Déplorant que rien n'ait changé depuis le début de leur combat il y a 17 ans, ces femmes issues de multiples horizons (droite, gauche, nationaliste, antinationaliste) se réunissent une nouvelle fois pour interpeller l'opinion publique sur la situation en Corse. Evoquant la guerre fratricide entre nationalistes en 1995, les femmes dénoncent "la loi des armes", l'"inertie" des élus et des autorités.

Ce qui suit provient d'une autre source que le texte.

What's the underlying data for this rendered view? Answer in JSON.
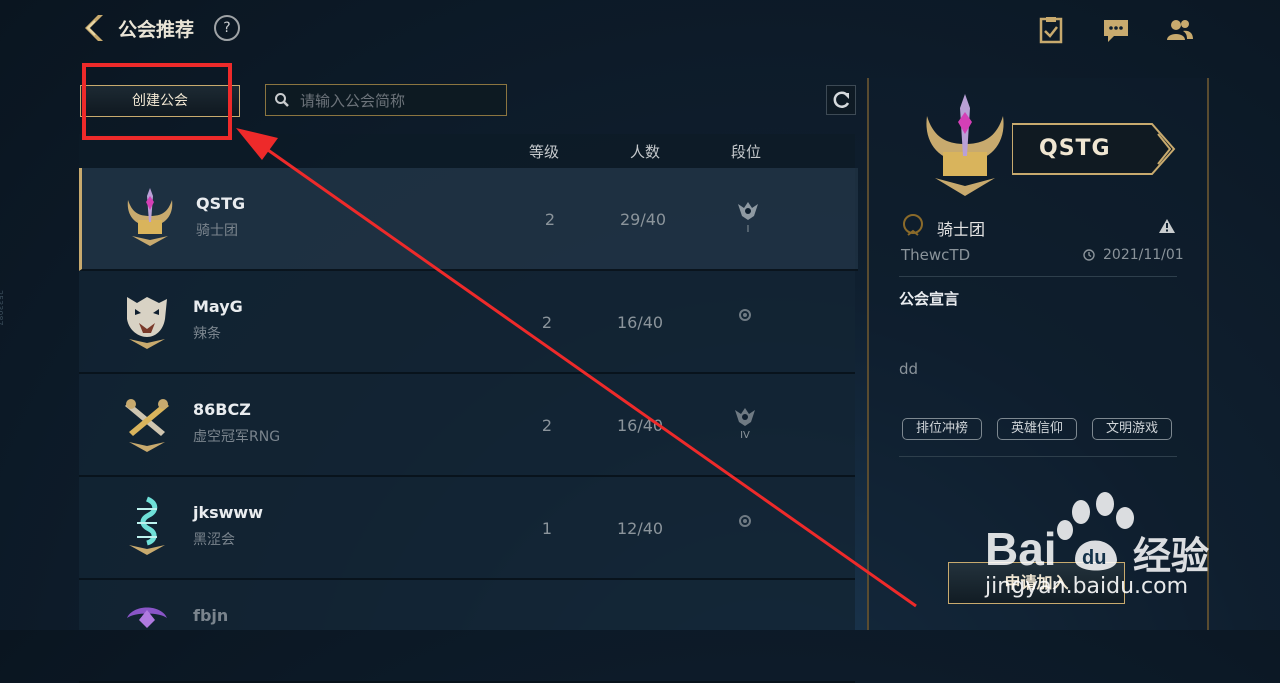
{
  "header": {
    "title": "公会推荐",
    "help": "?"
  },
  "toolbar": {
    "create_label": "创建公会",
    "search_placeholder": "请输入公会简称"
  },
  "list": {
    "columns": [
      "等级",
      "人数",
      "段位"
    ],
    "rows": [
      {
        "name": "QSTG",
        "sub": "骑士团",
        "level": "2",
        "members": "29/40",
        "rank_num": "I",
        "rank_icon": "rank-crest-icon",
        "emblem": "sword-crest-icon"
      },
      {
        "name": "MayG",
        "sub": "辣条",
        "level": "2",
        "members": "16/40",
        "rank_num": "",
        "rank_icon": "rank-unranked-icon",
        "emblem": "beast-crest-icon"
      },
      {
        "name": "86BCZ",
        "sub": "虚空冠军RNG",
        "level": "2",
        "members": "16/40",
        "rank_num": "IV",
        "rank_icon": "rank-crest-icon",
        "emblem": "crossed-guns-icon"
      },
      {
        "name": "jkswww",
        "sub": "黑涩会",
        "level": "1",
        "members": "12/40",
        "rank_num": "",
        "rank_icon": "rank-unranked-icon",
        "emblem": "serpent-crest-icon"
      },
      {
        "name": "fbjn",
        "sub": "",
        "level": "",
        "members": "",
        "rank_num": "",
        "rank_icon": "",
        "emblem": "purple-crest-icon"
      }
    ]
  },
  "detail": {
    "name": "QSTG",
    "rank_text": "骑士团",
    "leader": "ThewcTD",
    "date": "2021/11/01",
    "declaration_title": "公会宣言",
    "declaration": "dd",
    "tags": [
      "排位冲榜",
      "英雄信仰",
      "文明游戏"
    ],
    "join_label": "申请加入"
  },
  "watermark": {
    "brand": "Bai",
    "brand2": "经验",
    "url": "jingyan.baidu.com"
  },
  "side_id": "2533087",
  "colors": {
    "gold": "#c8aa6e",
    "annotation_red": "#ee2a2a"
  }
}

Des initiatives restées sans suite

Les femmes corses témoignent ainsi leur désillusion concernant les annonces successives des gouvernements sur le dossier. "La situation a empiré" puisque l'île de Beauté est devenue "la région la plus criminogène d'Europe !", déplorent-elles dans ce texte.

"Durant toutes ces années, présidents et ministres de la République ont eu tous les moyens pour évaluer la gravité de la situation dans l'île, pour en analyser les causes et décider des solutions (notamment la mission parlementaire Henri Cuq en 1996, la commission d'enquête parlementaire Jean Glavany en 1998, les rapports annuels de la justice et ceux de la chambre régionale des comptes)", précise-t-elles.

Pourquoi, questionnent-elles,"les demandes faites sur la protection des témoins et la création d'un statut de repenti sont-elles restées sans suite ?" Les femmes corses évoquent ainsi des paroles en l'air. "Nous avons cru aux promesses du gouvernement Jospin et ont attendu que l'Etat mette en adéquation ses actes avec ses discours. Cette attente est restée sans suite", déplorent-elles.

"Vous ne pouvez plus nous décevoir"

Les militantes demandent aujourd'hui à François Hollande et à son ministre de l'Intérieur de "saisir l'urgence et la gravité de la situation (...) et d'agir sans attendre. Et, reprenant la célèbre anaphore, elles concluent : "vous (...) ne pouvez plus nous décevoir. Nous, Corses, citoyens normaux, attendons de vous, Monsieur le président, des réponses et des actes concrets."